Eur. Phys. J. B 78, 87-93 (2010)
https://doi.org/10.1140/epjb/e2010-10243-5

First principles calculations of the relaxed structural and electronic properties of Cu nanobelts

¹ College of Physics and Information Technology, Shaanxi Normal University, Xian, 710062, P.R. China
² Laboratoire SPMS, École Centrale Paris, CNRS-UMR 8580, 92295 Châtenay-Malabry Cedex, France
³ State Key Laboratory for Mechanical Behavior of Materials, Xian Jiaotong University, Xian, 710049 Shaanxi, P.R. China

Corresponding author: ^a jianm_zhang@yahoo.com

Received: 22 March 2010
Revised: 19 July 2010
Published online: 20 October 2010

Abstract

Calculations have been performed for the relaxed structural and electronic properties of Cu nanobelts with the cross-section 3×5, 3×7, 3×9 and 3×11 atomic layers, using the first-principles projector-augmented wave (PAW) potential within the density functional theory (DFT) framework.
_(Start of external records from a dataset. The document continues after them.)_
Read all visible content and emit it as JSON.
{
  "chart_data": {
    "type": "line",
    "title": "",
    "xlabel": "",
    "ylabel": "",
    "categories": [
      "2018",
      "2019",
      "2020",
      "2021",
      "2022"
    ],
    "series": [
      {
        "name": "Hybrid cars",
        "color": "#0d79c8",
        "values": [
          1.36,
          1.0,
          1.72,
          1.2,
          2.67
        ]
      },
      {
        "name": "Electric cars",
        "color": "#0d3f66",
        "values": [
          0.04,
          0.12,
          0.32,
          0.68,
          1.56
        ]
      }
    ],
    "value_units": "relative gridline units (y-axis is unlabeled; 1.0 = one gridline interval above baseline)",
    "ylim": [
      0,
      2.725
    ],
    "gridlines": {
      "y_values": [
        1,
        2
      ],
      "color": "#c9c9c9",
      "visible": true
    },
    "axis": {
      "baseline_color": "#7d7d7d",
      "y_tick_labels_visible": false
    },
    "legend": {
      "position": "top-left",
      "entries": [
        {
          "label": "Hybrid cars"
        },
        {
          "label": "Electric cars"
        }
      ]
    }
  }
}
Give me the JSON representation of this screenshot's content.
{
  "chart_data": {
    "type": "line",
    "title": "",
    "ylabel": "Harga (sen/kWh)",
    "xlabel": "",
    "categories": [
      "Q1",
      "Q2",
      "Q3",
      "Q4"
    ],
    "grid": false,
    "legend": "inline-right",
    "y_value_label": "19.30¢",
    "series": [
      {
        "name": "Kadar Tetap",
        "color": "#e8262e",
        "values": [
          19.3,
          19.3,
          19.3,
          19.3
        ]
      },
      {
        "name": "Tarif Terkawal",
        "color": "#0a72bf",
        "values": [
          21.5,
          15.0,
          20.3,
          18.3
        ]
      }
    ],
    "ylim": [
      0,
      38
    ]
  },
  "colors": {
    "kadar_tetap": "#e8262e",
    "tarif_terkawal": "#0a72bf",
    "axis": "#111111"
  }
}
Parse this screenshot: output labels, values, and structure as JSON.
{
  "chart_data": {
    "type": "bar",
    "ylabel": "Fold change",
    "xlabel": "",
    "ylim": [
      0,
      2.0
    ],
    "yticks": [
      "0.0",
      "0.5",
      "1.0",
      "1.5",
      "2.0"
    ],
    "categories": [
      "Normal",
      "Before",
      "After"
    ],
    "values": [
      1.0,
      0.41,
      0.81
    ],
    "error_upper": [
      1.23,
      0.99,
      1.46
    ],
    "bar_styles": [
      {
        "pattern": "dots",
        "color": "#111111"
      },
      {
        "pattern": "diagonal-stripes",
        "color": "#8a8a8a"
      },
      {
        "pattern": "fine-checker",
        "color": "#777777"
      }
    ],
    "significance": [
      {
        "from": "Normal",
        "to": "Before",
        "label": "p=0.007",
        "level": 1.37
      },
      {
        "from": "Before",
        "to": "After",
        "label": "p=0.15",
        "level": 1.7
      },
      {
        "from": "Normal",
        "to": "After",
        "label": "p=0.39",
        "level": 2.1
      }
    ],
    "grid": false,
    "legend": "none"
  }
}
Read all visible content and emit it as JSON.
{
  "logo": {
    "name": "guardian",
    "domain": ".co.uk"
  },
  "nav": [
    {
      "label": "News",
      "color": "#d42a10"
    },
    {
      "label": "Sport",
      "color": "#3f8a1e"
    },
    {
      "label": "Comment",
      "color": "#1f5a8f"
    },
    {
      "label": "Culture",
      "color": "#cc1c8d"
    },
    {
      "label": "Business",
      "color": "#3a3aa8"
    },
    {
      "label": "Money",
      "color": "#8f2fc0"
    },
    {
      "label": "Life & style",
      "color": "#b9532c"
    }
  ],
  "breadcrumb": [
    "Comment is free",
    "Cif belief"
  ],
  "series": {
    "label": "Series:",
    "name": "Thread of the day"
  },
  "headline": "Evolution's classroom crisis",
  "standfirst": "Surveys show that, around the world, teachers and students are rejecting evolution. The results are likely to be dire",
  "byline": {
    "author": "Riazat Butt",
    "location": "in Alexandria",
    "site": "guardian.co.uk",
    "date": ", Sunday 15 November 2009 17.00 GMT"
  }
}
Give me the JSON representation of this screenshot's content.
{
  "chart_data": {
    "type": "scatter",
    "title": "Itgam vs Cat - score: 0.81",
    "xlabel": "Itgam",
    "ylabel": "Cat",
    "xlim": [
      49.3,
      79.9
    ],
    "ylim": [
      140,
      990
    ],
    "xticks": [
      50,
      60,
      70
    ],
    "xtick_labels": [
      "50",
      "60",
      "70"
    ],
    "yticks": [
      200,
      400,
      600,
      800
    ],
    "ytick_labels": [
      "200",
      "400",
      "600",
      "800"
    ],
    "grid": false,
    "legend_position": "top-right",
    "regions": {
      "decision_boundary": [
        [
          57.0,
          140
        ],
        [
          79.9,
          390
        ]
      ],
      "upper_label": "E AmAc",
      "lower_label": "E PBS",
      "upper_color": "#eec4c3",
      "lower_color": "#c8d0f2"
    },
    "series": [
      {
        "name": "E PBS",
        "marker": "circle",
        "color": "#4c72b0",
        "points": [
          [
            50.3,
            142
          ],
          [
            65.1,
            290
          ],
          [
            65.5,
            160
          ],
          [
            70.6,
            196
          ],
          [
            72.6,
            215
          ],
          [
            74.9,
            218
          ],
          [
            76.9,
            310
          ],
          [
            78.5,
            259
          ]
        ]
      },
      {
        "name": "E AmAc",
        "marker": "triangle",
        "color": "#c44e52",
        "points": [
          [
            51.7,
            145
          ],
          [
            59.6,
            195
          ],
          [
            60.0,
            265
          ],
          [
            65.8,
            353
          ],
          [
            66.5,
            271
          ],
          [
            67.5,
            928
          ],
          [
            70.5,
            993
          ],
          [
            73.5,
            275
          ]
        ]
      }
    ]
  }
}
For all four size Cu nanobelts, most atoms relax inward, and the farther an atom is from the center of the nanobelt, the larger is the amount of inward relaxation and the smaller the total electronic charge. Compared with the (001) plane of Cu bulk crystal, a metallic (delocalized) bonding character obviously appears along the surface atoms as well as along the surface atoms and their first nearest neighbor atoms. The decrease in the coordination number and thus the decrease in restrictions for atoms distant from the center of the nanobelt lead most electrons to range in the higher energy region of the occupancy state.